Inaccurate MDS Coding for Falls, Pain Management, and High-Risk Medications
Penalty
Summary
Facility staff failed to ensure Minimum Data Set (MDS) assessments were accurately coded for two residents reviewed during a complaint survey. For one resident, a facility-reported incident showed that the resident was found seated on the floor beside the bed and was diagnosed with a non-displaced femoral neck impaction fracture of the left hip following an x-ray. Despite this fall with a major injury, the subsequent significant change MDS dated 11/4/25 did not code the fall with major injury in Section J1900C. Review of the resident’s Medication Administration Records for October and November 2025 showed administration of Tylenol on 10/31/25 at 9:30 PM, which fell within the 5-day look-back period for the MDS, but Section J0100 (prn pain) of the same significant change MDS did not capture the use of Tylenol. For another resident, review of a quarterly MDS with an assessment reference date of 10/15/25 showed that Section N0415 (High-Risk Drug Classes) documented the use of an opioid medication. However, review of the resident’s October 2025 Medication Administration Record did not show that the resident had been prescribed an opioid during that period. In both cases, MDS staff later confirmed that these were errors in MDS coding, demonstrating that the assessments did not accurately reflect the residents’ clinical status and medication use as documented in their medical records.

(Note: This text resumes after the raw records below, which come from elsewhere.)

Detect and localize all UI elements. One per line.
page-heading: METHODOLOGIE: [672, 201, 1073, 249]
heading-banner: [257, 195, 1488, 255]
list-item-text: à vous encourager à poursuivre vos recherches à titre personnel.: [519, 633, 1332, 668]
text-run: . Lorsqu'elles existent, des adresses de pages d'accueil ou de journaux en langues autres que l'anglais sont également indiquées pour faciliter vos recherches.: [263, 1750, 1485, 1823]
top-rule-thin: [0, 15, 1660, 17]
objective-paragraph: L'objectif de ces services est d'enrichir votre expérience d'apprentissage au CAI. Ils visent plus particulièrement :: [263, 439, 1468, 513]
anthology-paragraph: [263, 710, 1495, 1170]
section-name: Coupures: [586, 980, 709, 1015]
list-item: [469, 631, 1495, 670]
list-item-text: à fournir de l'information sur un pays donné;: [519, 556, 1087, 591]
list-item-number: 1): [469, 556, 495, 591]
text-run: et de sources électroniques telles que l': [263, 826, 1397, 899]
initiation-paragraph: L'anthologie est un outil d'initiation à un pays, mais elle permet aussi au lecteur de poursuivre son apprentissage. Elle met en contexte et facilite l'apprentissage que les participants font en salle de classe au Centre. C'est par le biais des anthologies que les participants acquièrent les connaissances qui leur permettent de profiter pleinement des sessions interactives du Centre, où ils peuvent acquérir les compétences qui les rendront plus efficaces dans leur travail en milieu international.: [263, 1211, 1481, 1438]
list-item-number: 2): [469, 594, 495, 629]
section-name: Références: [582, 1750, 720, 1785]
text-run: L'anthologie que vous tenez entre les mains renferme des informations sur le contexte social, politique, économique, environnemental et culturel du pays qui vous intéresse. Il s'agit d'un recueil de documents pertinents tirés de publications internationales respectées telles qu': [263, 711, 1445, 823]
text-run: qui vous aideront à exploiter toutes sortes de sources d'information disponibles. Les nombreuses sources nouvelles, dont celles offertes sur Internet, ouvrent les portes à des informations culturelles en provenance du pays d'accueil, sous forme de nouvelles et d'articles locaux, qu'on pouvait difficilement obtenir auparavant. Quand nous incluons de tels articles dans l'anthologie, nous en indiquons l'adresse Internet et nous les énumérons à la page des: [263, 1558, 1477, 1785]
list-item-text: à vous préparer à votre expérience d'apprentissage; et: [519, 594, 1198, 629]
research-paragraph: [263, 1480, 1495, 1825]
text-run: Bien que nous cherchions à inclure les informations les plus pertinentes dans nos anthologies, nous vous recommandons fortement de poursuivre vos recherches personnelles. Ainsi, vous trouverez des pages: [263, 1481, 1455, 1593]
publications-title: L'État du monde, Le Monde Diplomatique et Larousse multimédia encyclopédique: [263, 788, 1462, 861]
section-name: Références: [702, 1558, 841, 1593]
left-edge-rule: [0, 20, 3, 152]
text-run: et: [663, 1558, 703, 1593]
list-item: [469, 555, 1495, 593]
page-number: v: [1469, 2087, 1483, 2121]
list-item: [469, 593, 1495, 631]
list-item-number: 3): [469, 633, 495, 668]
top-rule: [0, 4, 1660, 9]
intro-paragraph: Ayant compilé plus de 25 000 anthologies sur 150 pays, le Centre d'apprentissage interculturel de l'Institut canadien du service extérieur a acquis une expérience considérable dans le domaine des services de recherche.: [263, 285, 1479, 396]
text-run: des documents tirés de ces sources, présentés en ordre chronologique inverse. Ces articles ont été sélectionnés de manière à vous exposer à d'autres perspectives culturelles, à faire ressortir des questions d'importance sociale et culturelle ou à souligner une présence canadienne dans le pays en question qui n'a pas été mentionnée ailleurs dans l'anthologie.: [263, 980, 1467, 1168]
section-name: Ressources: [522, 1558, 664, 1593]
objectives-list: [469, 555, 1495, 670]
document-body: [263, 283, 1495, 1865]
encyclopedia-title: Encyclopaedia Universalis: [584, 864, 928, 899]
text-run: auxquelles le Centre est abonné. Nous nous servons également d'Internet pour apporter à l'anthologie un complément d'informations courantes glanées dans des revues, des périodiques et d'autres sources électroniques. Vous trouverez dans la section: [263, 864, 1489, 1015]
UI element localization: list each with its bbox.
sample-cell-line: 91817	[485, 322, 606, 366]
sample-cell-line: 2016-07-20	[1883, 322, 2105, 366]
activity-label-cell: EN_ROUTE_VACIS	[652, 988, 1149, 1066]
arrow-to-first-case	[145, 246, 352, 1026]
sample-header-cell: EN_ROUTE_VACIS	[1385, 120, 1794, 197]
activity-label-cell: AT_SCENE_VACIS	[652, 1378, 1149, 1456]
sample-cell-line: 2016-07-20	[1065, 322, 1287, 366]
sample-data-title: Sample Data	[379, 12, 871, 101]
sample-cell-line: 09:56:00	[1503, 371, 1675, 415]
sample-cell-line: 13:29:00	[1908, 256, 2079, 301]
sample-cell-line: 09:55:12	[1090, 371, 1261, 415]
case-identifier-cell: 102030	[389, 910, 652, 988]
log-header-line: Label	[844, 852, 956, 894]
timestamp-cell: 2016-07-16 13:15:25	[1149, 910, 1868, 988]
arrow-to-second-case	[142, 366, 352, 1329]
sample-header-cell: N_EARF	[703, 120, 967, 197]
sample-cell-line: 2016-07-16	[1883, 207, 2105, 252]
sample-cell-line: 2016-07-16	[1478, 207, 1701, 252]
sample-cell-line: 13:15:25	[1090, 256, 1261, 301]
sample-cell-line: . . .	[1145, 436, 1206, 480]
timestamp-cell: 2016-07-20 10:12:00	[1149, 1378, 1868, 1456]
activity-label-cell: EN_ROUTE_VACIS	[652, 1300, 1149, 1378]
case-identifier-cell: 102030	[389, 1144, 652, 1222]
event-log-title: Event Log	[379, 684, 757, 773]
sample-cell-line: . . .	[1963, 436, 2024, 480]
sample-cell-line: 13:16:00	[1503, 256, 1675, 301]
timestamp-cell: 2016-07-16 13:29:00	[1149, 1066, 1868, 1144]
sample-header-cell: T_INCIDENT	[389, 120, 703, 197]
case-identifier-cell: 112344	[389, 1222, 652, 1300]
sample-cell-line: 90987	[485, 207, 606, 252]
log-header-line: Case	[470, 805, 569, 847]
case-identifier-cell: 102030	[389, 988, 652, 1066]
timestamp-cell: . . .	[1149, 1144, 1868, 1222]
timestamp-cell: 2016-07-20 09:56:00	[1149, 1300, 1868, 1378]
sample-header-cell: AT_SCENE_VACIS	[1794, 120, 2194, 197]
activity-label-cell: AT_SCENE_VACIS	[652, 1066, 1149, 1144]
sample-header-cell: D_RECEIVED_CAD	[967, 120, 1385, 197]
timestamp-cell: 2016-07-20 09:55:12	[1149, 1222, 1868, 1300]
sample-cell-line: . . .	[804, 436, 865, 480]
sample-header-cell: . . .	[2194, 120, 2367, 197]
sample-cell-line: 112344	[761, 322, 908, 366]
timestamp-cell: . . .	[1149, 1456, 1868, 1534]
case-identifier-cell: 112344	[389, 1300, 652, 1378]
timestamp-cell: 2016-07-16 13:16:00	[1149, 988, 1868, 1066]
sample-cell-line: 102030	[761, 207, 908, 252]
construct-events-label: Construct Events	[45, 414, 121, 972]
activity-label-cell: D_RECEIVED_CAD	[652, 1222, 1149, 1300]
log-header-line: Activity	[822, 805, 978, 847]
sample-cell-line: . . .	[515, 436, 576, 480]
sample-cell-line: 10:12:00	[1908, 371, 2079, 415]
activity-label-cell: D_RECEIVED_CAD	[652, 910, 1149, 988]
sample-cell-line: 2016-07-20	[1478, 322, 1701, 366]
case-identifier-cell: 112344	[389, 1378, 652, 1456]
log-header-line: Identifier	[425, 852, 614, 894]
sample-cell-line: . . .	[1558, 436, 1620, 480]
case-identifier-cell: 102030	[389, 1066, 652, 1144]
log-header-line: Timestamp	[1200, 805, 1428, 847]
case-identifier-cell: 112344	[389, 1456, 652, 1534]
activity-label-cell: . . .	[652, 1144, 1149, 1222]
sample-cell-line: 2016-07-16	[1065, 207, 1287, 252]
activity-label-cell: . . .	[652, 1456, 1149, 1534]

Incomplete Documentation of Narcotic Administration on MAR
Penalty
Summary
The facility failed to maintain complete and accurate medical records in accordance with accepted professional standards for one resident receiving narcotic medication. The resident, admitted in March 2026, had a fall on 3/6/26 and was sent to the hospital on 3/9/26. Review of the March 2026 Medication Administration Record (MAR) showed documentation of a single 25 mg dose of Tramadol administered on 3/8/26 at 9:23 AM. However, review of the resident’s Controlled Drug Receipt/Record/Disposition Form, kept on the nurse’s medication cart and not in the medical record, showed that Tramadol 25 mg was administered three times between 3/8/26 and 3/9/26: at 11:00 AM and 9:00 PM on 3/8/26, and at 9:00 AM on 3/9/26. In interview, the DON stated that staff are expected to document narcotic administration on the MAR and confirmed that only one of the three Tramadol doses reflected on the controlled drug record was documented on the resident’s MAR. This discrepancy between the controlled substance record and the MAR, with missing documentation of two administered doses of Tramadol on the official medical record, constituted the failure to maintain a complete and accurate medical record for the resident.